The defendant and another were indicted for the offenses of armed robbery (Count 1) and kidnapping (Count 2). The defendant was tried and convicted of robbery and kidnapping. The co-defendant, having pleaded guilty upon the state’s having made a recommendation that he be sentenced to a term of 15 years, to serve 10 years, testified against this defendant, implicating him fully in the crimes charged. However, on cross examination co-defendant admitted that he had given a false name when arrested and that the statement he gave the police on the morning he was arrested was not a voluntary statement because he had been physically injured before giving the statement and that he was presently serving a sentence for theft by receiving. Defendant contends this evidence required that he be granted a new trial.
The defendant was sentenced to serve a term of 20 years concurrently as to each count. A motion for new trial was thereafter filed, heard and denied. Held:
1. In addition to the testimony of the co-defendant/co-conspirator there was an eyewitness identification of the defendant as one of the two men who abducted the victim. Two more eyewitnesses testified that they saw the defendant and his companion exit the victim’s automobile and they then found the victim locked in the trunk of the automobile. While the defense sought to attack the credibility of the co-defendant/co-conspirator who testified against this defendant, the credibility of all the witnesses was within the province of the jury which apparently believed the state’s witnesses and was unimpressed with the defendant’s version of what transpired. See Brown v. State, 150 Ga. App. 831 (1) (258 SE2d 641); Redd v. State, 154 Ga. App. 373 (1) (268 SE2d 423).
In consideration of the general grounds of the motion for new trial we have carefully reviewed the entire record and transcript and find that a rational trier of fact (the jury in the case sub judice) could reasonably have found from the evidence adduced at trial proof of guilt of the defendant beyond a reasonable doubt as to the offenses of kidnapping and robbery. See Moses v. State, 245 Ga. 180, 181 (1) (263 SE2d 916); Sanders v. State, 246 Ga. 42 (1) (268 SE2d 628). The trial court did not err in denying the motion for new trial based on general grounds as the evidence was sufficient to support the verdict of guilty. See Sims v. State, 137 Ga. App. 264 (223 SE2d 468); Allen v. State, 150 Ga. App. 109, 111 (4) (257 SE2d 5).

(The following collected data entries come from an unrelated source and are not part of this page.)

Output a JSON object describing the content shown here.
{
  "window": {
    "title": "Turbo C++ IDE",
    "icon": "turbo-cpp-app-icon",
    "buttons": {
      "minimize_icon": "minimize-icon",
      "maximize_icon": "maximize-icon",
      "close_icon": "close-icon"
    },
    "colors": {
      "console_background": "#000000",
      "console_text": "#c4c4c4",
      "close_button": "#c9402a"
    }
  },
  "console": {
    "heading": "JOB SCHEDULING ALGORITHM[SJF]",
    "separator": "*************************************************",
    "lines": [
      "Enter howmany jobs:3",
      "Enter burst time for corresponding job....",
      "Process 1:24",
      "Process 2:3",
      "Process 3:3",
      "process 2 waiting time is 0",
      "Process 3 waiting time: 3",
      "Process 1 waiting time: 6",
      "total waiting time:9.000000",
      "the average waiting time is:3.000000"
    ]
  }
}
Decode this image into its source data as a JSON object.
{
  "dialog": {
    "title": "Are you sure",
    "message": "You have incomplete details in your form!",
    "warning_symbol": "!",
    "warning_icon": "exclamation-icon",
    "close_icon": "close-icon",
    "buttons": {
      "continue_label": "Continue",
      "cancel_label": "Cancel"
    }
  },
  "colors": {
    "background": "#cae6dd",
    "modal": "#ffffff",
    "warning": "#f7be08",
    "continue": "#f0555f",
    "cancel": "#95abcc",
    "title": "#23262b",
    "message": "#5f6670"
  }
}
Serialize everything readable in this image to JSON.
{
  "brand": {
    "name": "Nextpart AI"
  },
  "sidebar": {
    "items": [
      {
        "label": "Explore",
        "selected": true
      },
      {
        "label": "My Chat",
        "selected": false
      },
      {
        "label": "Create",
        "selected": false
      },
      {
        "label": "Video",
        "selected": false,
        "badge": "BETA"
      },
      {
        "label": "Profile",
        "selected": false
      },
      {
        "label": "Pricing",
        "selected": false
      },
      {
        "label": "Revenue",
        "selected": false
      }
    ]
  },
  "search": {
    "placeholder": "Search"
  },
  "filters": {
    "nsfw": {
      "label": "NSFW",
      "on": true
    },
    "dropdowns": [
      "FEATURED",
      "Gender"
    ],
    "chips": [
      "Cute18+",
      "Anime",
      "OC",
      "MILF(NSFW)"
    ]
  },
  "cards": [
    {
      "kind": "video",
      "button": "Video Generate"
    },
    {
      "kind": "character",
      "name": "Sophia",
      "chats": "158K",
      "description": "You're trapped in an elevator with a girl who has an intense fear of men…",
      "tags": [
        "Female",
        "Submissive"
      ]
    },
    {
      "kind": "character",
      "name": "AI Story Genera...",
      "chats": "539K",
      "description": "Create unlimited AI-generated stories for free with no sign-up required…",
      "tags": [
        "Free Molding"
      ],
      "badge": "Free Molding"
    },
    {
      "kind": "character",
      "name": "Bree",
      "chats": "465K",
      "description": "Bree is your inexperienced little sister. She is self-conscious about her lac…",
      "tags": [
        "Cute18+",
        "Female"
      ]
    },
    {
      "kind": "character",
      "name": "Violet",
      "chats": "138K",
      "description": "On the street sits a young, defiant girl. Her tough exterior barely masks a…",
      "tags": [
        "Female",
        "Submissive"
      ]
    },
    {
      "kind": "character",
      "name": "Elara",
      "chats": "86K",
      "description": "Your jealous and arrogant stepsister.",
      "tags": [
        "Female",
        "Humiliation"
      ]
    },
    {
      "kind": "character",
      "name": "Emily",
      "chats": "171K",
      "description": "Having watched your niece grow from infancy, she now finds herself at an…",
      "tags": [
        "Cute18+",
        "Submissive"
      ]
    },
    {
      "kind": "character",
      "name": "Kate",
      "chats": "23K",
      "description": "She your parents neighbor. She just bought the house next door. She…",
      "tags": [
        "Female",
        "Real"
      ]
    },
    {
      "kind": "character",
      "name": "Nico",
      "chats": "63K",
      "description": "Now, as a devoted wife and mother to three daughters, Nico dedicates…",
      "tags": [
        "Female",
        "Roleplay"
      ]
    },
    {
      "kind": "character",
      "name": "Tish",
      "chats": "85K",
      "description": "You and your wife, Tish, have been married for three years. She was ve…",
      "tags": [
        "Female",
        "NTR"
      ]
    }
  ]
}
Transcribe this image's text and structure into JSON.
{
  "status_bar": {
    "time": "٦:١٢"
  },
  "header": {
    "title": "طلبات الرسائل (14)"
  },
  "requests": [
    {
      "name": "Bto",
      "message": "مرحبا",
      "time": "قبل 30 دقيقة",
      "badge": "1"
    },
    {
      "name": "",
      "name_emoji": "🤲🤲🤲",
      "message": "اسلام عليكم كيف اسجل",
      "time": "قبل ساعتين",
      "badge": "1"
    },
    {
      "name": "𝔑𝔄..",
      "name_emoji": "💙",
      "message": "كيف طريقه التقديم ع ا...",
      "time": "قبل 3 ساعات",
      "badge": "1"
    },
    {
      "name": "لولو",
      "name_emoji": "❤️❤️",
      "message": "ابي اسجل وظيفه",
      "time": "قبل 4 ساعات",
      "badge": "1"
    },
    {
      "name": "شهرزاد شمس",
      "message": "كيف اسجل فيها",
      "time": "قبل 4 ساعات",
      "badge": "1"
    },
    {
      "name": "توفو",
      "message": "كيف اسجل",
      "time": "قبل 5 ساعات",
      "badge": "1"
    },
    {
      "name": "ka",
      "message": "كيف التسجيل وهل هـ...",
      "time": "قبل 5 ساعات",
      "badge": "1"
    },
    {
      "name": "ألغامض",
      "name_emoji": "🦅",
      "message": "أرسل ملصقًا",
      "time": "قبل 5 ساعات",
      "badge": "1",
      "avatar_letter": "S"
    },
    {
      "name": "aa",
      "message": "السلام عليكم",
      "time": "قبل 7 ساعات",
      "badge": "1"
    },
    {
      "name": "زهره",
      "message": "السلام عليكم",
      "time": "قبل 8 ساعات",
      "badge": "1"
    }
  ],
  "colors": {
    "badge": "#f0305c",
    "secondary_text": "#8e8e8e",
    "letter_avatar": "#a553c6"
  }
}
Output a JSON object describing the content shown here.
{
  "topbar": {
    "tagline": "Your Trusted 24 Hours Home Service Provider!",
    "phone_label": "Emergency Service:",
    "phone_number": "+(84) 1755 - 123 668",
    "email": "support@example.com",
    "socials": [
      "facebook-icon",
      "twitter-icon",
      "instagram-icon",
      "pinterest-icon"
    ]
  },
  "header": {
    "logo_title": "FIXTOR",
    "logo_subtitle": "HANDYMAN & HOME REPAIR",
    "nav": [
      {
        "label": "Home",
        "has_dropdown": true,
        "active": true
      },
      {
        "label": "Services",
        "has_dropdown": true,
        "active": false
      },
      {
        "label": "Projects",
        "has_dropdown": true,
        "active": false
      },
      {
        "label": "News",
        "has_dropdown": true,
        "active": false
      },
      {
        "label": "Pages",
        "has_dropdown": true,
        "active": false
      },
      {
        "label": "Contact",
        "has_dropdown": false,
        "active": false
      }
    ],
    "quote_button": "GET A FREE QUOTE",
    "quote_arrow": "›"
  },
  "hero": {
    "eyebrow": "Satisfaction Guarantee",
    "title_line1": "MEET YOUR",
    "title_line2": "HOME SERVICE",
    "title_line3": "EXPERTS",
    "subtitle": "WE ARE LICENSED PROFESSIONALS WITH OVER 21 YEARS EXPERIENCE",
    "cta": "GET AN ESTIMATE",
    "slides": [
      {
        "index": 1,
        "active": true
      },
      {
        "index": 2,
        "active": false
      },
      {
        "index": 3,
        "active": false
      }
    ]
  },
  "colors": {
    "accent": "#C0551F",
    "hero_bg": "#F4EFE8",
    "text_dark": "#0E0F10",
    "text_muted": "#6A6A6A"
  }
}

2. Defendant next contends that the definitions of aggravated assault and simple battery. should have been charged as lesser *299included crimes under the crime of kidnapping. However, there was no written request for this charge made at the trial. Here there was no evidence of an aggravated assault and battery by this defendant although the victim was held by the co-defendant when she was seized and her keys to the automobile were taken from her. Under State v. Stonaker, 236 Ga. 1,2 (2) (222 SE2d 354), it is stated that the trial judge may of his own volition and in his discretion charge on a lesser crime than that included in the indictment but his failure to do so without a written request is not error. The case cited by the defendant, that is, Williams v. State, 238 Ga. 244, 246 (7) (232 SE2d 238), merely states that aggravated assault and simple battery convictions in that case were included offenses of kidnapping with bodily harm as a matter of fact. Here the defendant was not charged with kidnapping with bodily harm. Further, the testimony does not disclose that this defendant intentionally made physical contact with the victim when she was seized by the co-defendant/co-conspirator witness, although he was a party to any crime committed by the co-defendant. However, as no written request to charge was made we find no error.
Decided January 30, 1981. Vernon S. Pitts, Jr., for appellant. Lewis R. Slaton, District Attorney, Joseph J. Drolet, Assistant District Attorney, for appellee.3. The next enumeration of error is a contention by the defendant that he was not represented by counsel at the preindictment hearing. We find nothing in the record in regard to this claim nor was same raised during the trial. Hence there is nothing for this court to review. State v. Everett, 155 Ga. App. 162, 164 (270 SE2d 345). But assuming same were in the record no harmful error has been shown. See in this connection State v. Middlebrooks, 236 Ga. 52, 54 (1) (2) (222 SE2d 343); Baldwin v. Sapp, 238 Ga. 597 (234 SE2d 513). We find no merit in this complaint.
Judgment affirmed.
Quillian, C. J., and Pope, J., concur.